Furthermore, GNNs were applied to predict electronic and optical properties of molecules. For many applications such as organic electronics, organic photovoltaics, and organic light-emitting diodes, the energy of the highest occupied molecular orbital (HOMO), the lowest unoccupied MO (LUMO), and the optical gap are of high importance for the device efficiency. These properties can therefore be found in numerous databases62,90,173,174,175,176,177. Related properties include (transition) dipole moment62,178, ionization potential, and electron affinity90. In devices, these properties often depend on the molecular environment, which can be modeled and accounted for with GNNs (see Fig. 2a)179. For certain applications such as opto-electronic materials174,175, GNNs have been proposed to complement scalar molecular properties with spectroscopic properties112.

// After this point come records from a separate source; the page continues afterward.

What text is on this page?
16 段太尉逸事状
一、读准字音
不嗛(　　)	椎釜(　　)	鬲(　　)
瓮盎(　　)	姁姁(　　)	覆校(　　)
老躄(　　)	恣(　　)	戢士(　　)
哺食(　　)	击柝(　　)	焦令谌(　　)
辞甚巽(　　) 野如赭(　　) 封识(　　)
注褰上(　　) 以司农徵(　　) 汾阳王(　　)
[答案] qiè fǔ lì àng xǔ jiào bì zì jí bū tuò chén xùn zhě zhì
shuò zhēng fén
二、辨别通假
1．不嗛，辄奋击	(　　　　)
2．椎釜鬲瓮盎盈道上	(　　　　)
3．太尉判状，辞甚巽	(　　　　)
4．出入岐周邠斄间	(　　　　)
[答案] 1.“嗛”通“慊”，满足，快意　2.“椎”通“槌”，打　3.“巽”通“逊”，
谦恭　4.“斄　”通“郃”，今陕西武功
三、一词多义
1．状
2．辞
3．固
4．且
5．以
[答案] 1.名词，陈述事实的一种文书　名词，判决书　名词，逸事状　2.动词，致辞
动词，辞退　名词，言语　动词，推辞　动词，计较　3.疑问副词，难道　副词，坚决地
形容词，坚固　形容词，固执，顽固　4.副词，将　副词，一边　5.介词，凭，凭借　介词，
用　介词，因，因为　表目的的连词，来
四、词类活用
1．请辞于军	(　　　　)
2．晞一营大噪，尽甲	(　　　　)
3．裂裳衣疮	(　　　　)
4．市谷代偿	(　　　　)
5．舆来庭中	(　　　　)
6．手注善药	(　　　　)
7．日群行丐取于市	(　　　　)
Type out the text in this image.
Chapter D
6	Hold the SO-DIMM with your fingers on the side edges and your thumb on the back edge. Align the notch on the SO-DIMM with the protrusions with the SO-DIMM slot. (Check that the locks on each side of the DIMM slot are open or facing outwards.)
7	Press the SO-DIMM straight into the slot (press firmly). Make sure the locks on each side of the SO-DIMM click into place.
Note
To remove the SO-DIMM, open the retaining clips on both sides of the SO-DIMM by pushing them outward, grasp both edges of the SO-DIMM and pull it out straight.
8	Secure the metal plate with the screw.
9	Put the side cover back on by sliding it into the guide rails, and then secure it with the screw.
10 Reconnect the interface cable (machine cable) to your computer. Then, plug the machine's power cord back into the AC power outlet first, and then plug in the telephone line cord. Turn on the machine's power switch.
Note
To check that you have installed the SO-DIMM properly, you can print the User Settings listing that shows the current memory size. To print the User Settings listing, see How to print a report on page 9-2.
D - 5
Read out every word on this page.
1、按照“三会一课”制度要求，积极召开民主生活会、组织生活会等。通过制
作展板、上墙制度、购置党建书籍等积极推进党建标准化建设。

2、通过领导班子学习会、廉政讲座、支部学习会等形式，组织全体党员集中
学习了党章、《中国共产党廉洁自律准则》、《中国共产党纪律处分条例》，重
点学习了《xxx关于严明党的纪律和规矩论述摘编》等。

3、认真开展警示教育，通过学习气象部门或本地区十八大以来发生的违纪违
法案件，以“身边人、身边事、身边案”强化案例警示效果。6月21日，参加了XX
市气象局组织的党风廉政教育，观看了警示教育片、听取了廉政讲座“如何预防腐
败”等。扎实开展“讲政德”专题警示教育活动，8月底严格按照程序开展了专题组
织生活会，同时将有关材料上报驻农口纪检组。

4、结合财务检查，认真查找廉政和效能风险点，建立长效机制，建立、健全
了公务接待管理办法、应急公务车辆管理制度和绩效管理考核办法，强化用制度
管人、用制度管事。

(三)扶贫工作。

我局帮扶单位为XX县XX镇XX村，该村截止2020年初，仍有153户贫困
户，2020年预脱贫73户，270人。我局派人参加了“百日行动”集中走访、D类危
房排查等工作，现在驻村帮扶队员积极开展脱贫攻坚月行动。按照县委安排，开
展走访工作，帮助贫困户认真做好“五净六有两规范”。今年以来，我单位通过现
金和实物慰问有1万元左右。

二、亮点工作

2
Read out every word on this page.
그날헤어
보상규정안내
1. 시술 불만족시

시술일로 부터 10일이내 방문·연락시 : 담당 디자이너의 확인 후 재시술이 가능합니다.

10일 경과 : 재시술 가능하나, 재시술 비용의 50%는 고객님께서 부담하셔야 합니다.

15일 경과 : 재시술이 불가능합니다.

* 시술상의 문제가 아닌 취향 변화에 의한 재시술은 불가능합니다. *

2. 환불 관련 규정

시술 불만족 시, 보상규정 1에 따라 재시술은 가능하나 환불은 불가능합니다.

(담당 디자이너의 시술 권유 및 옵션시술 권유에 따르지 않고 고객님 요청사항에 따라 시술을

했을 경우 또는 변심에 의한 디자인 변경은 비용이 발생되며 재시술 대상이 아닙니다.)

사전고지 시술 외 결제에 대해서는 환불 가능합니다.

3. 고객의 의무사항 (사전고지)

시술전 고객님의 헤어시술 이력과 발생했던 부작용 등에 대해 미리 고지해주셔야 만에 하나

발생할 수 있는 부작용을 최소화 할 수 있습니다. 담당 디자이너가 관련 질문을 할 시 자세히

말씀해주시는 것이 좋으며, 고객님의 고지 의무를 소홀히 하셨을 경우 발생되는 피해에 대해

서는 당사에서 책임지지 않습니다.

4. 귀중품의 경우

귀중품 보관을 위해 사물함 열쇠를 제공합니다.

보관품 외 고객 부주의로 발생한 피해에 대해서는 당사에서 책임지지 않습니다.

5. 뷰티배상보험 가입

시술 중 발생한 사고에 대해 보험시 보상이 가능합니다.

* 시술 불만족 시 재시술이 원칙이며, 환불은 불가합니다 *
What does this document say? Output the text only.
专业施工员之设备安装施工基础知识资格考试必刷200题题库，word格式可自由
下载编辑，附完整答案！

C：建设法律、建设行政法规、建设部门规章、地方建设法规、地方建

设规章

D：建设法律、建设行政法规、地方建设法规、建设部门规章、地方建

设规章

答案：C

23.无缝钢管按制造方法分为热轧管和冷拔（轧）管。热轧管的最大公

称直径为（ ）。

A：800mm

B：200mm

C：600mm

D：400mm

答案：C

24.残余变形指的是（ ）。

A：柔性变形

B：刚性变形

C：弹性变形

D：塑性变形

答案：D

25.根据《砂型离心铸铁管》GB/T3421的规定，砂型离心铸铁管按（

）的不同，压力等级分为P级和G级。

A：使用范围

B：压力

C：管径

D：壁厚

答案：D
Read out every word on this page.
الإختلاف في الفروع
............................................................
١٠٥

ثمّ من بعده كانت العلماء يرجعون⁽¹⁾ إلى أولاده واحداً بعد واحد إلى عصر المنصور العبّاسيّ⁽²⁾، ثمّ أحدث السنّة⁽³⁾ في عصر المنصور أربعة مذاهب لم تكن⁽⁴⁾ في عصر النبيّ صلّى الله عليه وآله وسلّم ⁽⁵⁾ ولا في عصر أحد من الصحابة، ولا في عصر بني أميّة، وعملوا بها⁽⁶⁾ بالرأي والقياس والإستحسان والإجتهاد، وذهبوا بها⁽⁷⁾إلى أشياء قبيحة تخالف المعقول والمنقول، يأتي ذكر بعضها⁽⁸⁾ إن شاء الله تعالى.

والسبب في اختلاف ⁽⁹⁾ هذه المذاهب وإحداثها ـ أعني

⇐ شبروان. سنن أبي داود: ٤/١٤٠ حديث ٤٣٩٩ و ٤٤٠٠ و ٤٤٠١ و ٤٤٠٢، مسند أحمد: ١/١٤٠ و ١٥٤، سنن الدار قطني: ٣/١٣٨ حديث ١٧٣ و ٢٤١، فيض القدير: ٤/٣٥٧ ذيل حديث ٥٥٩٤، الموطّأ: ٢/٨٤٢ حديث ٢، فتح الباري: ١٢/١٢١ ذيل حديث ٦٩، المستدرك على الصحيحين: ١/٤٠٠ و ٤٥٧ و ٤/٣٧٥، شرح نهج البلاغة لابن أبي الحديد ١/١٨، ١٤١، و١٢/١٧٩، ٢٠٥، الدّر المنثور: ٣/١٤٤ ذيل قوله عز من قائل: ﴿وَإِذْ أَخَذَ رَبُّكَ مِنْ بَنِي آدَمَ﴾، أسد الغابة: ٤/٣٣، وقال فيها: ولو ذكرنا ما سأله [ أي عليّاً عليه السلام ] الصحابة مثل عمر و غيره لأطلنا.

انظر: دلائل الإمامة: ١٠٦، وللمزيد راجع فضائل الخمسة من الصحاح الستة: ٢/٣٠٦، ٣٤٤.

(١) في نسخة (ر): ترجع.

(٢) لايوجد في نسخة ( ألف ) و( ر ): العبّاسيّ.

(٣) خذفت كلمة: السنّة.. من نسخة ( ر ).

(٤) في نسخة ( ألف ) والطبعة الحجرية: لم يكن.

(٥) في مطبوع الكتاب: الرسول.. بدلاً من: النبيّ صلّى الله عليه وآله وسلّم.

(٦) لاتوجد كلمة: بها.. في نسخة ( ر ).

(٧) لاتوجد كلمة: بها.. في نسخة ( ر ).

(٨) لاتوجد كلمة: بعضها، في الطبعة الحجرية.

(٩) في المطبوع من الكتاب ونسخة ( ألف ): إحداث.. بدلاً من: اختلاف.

The aforementioned properties are often determined using computationally expensive simulation methods. Cheaper, mostly semi-empirical methods can provide fast but potentially less accurate estimates. GNNs have been used to represent Kohn-Sham wavefunctions and energy levels in a minimal basis representation180, as well as for delta-learning from semi-empirical methods to DFT computed molecular properties177. For applications where not enough data is available to train GNNs, the representations learned by GNNs on large generic datasets can also be transferred to supervised tasks with little data20,181,182, where they are used as input for other machine learning models such as gradient-boosted models183.

Further application areas of GNNs spread across all application domains of molecular materials, including the prediction of toxicity of molecules to bees (see Fig. 2a),184 determining the quality of a material for fuel ignition185 and the classification of different phases of materials, in particular water186. It should be noted that another review paper on molecular property prediction utilizing GNNs exists by Wieder et al.120. In many application areas, tools such as GNNExplainer187 are used to validate and analyze GNN predictions, e.g., in the prediction of scents188 and for porous organic cages189.

Dynamics simulations

Molecular dynamics simulations are an important tool for understanding dynamic processes and mechanisms on a microscopic level in various areas of chemistry, biology, and materials science. Besides the prediction of equilibrium properties of molecules and materials, they also offer the possibility to simulate excited states and non-equilibrium dynamics, as well as slow processes and rare events.

In molecular dynamics simulations, total energy and forces are needed in every time step to propagate the system. Computationally demanding ab initio methods that calculate the energy and forces of a particular atomic configuration of a system at every time step are therefore often too costly. Machine learning methods can replace ab initio calculations to speed up simulations while ideally retaining their accuracy9. Therefore, long and highly accurate MD simulations can be performed based on machine-learned potentials, which have not been possible using classical force fields nor ab initio methods. GNNs are perfectly suited for this task, as atomic forces depend on the (local) atomic environment and global aggregation is not needed.

The concept of integrating machine learning models in atomistic simulations was demonstrated multiple times using for example SchNet22, PhysNet23, DimeNet28, or DimeNet++72. However, there are several open challenges that need to be overcome in order to move to larger systems, longer time scales, higher data efficiency, better generalization and transferability, and eventually more accurate and realistic applications. Usually, machine learning models learn the potential energy surface and calculate forces using derivatives of the energy predictions. This ensures that energy predictions and forces are consistent. Since only forces are required in MD simulations, architectures are being developed in which these forces are predicted directly—so that the costly derivative calculations are omitted. In the GNN framework (GNNFF190), a message passing step builds upon an embedding step in which node and edge features include atom type and interatomic distances respectively. Force magnitudes per atom are then calculated from the sum of the forces of the neighboring atoms. Evaluation on the ISO17 database reveals higher force accuracies compared to SchNet while being 1.6 × faster. The approach is also shown to be scalable to larger systems. Due to the direct prediction of the forces, the energy of the system is however not necessarily preserved, making the model not suitable to predict energy-related properties.

ForceNet191 is based on an encoder-decoder architecture and tries to completely capture 3D geometry through a specific design of the message passing structure. In contrast to models such as SchNet and DimeNet, ForceNet encodes physical information without constraining the model architecture to enforce physical invariances. Instead, physics-based data augmentation is performed on the data level to achieve rotational invariance. The evaluation was performed on the OC20 dataset which contains DFT calculated energies and per-atom forces of more than 200 million large atomic structures (20–200 atoms) including non-equilibrium structures from optimization trajectories. The resulting mean absolute force errors are comparable to DimeNet++, while being faster in training and prediction.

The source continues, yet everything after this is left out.